Umweltpakt Bayern

 

Beraterkreis für Energieberatungs-Förderprogramme erweitert

Letzte Aktualisierung: 16.11.2017, Quelle: LfU, BAFA

Zum 01. Dezember 2017 wird der Beraterkreis für die Energieberatungs-Förderprogramme erweitert. Die Erweiterung betrifft die Förderbedingungen für die Programme "Energieberatung für Wohngebäude" und "Energieberatung im Mittelstand" und erlauben künftig, dass qualifizierte Energieberater aus allen Branchen tätig werden können.

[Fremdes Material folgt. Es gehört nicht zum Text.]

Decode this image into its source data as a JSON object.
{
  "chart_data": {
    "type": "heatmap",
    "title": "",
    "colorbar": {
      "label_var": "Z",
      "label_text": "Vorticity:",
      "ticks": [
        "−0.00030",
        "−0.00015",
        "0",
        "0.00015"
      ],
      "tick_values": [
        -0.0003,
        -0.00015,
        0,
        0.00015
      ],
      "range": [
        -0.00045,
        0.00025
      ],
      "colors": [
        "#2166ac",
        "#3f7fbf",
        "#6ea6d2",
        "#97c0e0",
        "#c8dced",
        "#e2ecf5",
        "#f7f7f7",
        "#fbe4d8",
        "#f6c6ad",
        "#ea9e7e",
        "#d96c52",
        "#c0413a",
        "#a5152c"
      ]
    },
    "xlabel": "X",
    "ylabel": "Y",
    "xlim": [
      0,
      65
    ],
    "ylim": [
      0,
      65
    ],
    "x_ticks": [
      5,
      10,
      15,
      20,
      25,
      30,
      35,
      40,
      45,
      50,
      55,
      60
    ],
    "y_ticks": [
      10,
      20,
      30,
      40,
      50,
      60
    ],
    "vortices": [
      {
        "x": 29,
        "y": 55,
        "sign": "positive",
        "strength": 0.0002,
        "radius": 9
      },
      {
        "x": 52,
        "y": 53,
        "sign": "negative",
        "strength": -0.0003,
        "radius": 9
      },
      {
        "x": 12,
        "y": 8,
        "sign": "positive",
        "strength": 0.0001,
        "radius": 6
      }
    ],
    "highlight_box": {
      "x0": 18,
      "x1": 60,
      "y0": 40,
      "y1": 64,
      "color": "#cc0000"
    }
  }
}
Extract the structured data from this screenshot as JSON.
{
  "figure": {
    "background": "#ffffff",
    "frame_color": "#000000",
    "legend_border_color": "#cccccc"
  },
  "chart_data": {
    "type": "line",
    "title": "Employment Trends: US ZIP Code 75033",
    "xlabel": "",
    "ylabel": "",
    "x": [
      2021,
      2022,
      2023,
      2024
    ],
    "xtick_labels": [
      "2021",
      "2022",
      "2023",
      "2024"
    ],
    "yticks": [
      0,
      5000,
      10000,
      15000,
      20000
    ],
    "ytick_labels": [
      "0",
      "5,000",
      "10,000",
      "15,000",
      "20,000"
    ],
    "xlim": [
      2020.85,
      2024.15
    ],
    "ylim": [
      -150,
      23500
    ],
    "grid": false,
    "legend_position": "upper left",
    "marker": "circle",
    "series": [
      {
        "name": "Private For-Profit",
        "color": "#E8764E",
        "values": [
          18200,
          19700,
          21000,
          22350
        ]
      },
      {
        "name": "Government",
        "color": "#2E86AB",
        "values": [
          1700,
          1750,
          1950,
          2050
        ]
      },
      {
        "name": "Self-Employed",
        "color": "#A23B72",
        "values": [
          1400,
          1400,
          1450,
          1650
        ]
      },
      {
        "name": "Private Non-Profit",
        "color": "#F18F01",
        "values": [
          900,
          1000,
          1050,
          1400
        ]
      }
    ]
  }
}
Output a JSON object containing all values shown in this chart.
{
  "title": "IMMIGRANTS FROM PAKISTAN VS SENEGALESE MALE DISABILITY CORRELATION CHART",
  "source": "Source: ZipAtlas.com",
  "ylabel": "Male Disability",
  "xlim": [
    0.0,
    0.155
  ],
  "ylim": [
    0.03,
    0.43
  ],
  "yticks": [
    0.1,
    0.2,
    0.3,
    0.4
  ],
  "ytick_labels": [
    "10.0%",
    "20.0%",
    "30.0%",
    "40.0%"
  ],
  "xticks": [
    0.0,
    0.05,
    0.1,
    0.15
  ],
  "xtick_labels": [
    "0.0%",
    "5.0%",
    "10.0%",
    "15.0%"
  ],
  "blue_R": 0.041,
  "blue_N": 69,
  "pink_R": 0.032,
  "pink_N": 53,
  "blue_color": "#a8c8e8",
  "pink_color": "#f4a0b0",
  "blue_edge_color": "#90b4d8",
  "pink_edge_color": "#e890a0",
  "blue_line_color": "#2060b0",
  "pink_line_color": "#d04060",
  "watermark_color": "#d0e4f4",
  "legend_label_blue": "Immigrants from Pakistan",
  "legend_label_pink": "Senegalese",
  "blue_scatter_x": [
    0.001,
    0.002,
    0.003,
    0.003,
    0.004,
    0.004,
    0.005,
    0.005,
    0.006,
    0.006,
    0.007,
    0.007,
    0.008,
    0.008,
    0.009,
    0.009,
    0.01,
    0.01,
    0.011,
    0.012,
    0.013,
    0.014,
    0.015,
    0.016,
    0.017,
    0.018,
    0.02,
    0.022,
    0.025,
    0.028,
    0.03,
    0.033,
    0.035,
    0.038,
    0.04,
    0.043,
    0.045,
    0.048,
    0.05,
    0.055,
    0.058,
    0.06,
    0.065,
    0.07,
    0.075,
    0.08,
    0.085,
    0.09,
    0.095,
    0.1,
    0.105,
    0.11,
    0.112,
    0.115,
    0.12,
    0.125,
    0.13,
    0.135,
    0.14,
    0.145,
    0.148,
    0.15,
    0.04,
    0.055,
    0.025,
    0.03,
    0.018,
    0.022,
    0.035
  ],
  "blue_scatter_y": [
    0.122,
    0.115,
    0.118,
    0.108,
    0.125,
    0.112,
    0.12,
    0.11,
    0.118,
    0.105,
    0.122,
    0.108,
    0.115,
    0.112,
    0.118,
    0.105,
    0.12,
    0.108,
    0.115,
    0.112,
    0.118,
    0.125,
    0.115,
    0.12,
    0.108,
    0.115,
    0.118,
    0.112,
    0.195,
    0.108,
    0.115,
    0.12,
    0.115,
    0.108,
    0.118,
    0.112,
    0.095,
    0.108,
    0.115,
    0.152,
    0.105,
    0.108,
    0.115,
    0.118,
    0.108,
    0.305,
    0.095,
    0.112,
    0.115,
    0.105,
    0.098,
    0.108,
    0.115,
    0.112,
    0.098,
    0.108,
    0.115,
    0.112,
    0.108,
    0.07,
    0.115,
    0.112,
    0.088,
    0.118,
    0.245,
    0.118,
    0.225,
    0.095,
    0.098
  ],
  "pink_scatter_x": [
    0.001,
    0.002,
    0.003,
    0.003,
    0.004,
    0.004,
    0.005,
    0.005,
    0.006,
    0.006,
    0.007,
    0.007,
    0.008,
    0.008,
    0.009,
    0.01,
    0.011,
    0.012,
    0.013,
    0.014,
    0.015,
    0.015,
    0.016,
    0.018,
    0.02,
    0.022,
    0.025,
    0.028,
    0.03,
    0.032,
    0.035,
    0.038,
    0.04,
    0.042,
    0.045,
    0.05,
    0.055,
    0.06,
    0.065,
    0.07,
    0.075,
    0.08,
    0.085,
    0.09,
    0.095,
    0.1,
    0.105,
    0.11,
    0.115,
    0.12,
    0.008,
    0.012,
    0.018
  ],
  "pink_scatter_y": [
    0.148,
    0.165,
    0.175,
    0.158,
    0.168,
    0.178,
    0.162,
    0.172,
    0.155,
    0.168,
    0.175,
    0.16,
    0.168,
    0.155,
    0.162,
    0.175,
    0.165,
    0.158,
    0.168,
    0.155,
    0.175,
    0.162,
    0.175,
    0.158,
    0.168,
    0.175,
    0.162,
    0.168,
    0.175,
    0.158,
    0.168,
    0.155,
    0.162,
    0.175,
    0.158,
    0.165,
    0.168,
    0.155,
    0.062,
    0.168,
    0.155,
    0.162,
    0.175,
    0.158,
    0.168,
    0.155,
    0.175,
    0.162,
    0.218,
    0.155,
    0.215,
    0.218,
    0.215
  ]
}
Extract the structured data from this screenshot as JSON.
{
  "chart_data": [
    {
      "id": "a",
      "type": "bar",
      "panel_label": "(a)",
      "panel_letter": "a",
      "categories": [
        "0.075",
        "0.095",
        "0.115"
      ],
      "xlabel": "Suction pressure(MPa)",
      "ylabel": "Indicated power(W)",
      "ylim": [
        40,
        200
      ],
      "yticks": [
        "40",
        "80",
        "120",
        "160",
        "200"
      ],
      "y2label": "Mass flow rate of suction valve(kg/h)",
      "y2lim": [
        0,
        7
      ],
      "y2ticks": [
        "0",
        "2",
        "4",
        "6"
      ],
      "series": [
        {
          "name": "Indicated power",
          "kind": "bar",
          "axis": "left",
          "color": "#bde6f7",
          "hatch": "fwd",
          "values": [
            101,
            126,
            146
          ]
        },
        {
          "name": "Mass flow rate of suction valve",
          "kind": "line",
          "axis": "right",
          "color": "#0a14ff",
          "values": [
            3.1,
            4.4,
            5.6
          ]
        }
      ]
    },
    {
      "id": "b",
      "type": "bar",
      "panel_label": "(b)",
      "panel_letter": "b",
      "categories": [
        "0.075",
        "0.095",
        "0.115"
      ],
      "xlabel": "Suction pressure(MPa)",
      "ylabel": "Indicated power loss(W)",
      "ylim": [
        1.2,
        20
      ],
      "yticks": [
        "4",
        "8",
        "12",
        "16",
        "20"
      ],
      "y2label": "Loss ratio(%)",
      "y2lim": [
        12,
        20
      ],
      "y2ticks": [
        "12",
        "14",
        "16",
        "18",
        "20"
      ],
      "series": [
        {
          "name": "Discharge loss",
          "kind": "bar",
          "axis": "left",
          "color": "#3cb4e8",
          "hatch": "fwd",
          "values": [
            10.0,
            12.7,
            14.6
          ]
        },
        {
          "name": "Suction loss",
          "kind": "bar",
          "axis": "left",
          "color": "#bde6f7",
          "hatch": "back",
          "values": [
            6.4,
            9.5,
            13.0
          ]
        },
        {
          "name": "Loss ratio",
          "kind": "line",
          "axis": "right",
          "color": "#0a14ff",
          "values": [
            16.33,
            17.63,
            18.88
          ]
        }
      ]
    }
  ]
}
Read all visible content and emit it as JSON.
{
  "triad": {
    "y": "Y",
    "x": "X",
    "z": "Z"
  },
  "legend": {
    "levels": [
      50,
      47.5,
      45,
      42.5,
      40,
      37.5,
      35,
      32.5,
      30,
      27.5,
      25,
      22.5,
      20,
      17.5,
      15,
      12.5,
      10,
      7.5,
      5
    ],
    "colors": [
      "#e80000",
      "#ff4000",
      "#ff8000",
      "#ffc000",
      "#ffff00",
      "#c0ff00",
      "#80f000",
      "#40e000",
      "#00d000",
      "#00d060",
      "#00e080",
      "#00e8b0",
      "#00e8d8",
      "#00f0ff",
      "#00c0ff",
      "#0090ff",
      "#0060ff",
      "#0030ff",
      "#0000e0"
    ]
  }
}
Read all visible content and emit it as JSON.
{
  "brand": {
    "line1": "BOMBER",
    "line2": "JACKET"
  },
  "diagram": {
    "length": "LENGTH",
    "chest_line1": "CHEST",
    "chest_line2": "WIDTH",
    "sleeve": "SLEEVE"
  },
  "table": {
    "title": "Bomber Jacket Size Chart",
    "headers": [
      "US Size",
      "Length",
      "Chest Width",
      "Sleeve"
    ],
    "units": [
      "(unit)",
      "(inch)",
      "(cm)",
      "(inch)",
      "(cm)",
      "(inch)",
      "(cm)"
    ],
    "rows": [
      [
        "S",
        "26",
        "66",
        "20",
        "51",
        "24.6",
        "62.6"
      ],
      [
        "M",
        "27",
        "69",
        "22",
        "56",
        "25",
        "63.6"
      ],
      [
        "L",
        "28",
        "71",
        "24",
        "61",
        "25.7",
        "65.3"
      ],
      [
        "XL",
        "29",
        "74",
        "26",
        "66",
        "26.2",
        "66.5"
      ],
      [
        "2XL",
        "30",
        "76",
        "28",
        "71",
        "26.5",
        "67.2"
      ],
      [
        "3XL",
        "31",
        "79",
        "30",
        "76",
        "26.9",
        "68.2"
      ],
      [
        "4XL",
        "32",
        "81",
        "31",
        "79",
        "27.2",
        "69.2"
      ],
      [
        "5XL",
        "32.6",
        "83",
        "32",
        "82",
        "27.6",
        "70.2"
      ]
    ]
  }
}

Folgende wesentliche Änderungen treten am 1. Dezember 2017 für beide Förderprogramme in Kraft:

  • Der Energieberaterkreis wird erweitert. Zum Förderprogramm können alle Energieberater zugelassen werden, die über die geforderte fachliche Qualifikation verfügen. Die Energieberater haben sich durch Selbsterklärung gegenüber dem BAFA zu verpflichten, hersteller-, anbieter-, produkt- und vertriebsneutral zu beraten.
  • Für die Zulassung benötigen Energieberater eine Haftpflichtversicherung, die Schadensersatzansprüche im Zusammenhang mit Energieberatungsleistungen abdeckt.

Spezielle Änderung für das Förderprogramm "Energieberatung für Wohngebäude":
  • Der sog. individuelle Sanierungsfahrplan (iSFP) wird ausdrücklich als richtlinienkonforme Darstellung der Ergebnisse einer Energieberatung anerkannt.
  • Die Frist für die Durchführung der Energieberatung nach der Bewilligung durch das BAFA wird auf neun Monate ausgeweitet.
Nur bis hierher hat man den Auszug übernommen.